Welches Potenzial hat die Kritische Weißseinsforschung für die antirassistische Arbeit von Weißen?
Die Kritische Weißseinsforschung ist in erster Linie – wie schon gesagt – für die Selbstermächtigung der Schwarzen Community sowie für die nachfolgenden Generationen gedacht. Es ist toll, wenn wir jetzt, zehn Jahre später, auf das Buch blicken und sehen, was alles in den Schwarzen Communitys entstanden ist, auch im Hinblick auf transnationale Vernetzungen. Das ist total super! Und das ist auch der wichtigste Aspekt.

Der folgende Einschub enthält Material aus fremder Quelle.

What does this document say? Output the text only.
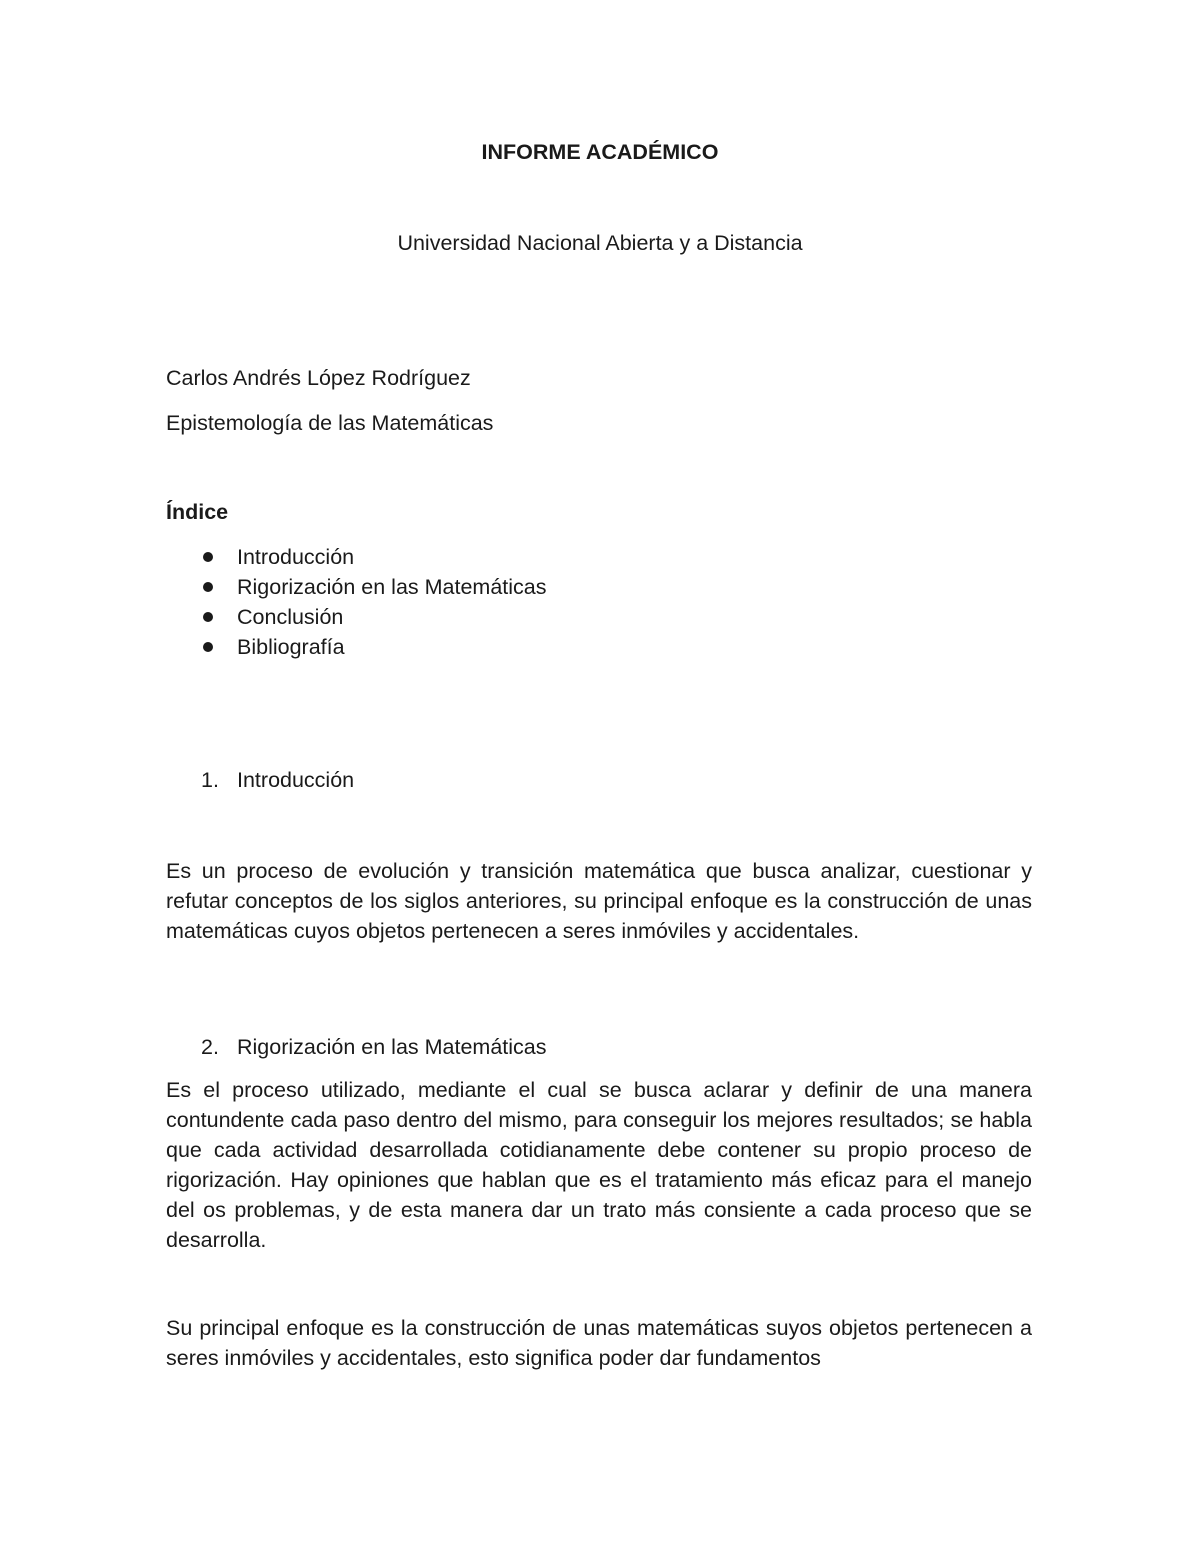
INFORME ACADÉMICO
Universidad Nacional Abierta y a Distancia
Carlos Andrés López Rodríguez
Epistemología de las Matemáticas
Índice
Introducción
Rigorización en las Matemáticas
Conclusión
Bibliografía
1. Introducción

Es un proceso de evolución y transición matemática que busca analizar, cuestionar y refutar conceptos de los siglos anteriores, su principal enfoque es la construcción de unas matemáticas cuyos objetos pertenecen a seres inmóviles y accidentales.

2. Rigorización en las Matemáticas

Es el proceso utilizado, mediante el cual se busca aclarar y definir de una manera contundente cada paso dentro del mismo, para conseguir los mejores resultados; se habla que cada actividad desarrollada cotidianamente debe contener su propio proceso de rigorización. Hay opiniones que hablan que es el tratamiento más eficaz para el manejo del os problemas, y de esta manera dar un trato más consiente a cada proceso que se desarrolla.

Su principal enfoque es la construcción de unas matemáticas suyos objetos pertenecen a seres inmóviles y accidentales, esto significa poder dar fundamentos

In weißen Zusammenhängen ist es hingegen wichtig zu verstehen, dass sie sich durchaus mit sich selbst beschäftigen können, aber ohne uns dabei zu zerreiben. Und dass es wie gesagt keine Bewegung gegen sie, sondern für uns ist. Für Weiße geht es darum zu begreifen, was es heißt, auf einmal nicht im Zentrum zu stehen, auch wenn man daran gewöhnt ist, immer adressiert zu werden, und auch durch diesen Schmerz zu gehen. Wir haben aber genausowenig davon, wenn sich Weiße schuldbewusst und schamhaft ihrer Geschichte annehmen und sagen, dass alles ganz furchtbar war bzw. ist. Denn damit bleiben die Dynamiken und Strategien der Macht aufrechterhalten.
Die Kritische Weißseinsforschung etabliert sich zu einer akademischen Disziplin. Sehen Sie darin eine Schwächung des Schwarzen Wissensarchivs?
Als Akademikerin finde ich natürlich, dass es damit sehr wohl gestärkt wird. Sie haben ganz Recht, die Kritische Weißseinsforschung ist schon sehr akademisch. Aber Kritisches Weißsein an sich ist keine akademische Disziplin, sondern für Schwarze Menschen eine Überlebensstrategie. Für sie war es immer schon wichtig, vor allem durch das Kollektiv ein Archiv von Wissen aufzubauen und weiterzugeben. Und damit auch für nachfolgende Generationen die Möglichkeit zu schaffen zu leben und zu überleben.
Ich glaube, der Grund, warum die Kritische Weißseinsforschung anfangs in der Akademie verankert wurde und von dort aus in den deutschsprachigen Raum kam, hat damit zu tun, wie sich Wissen bildet und was von der Mehrheitsgesellschaft als Wissen anerkannt wird. Am machtvollsten wird Wissen in der Schule bzw. an der Universität zelebriert.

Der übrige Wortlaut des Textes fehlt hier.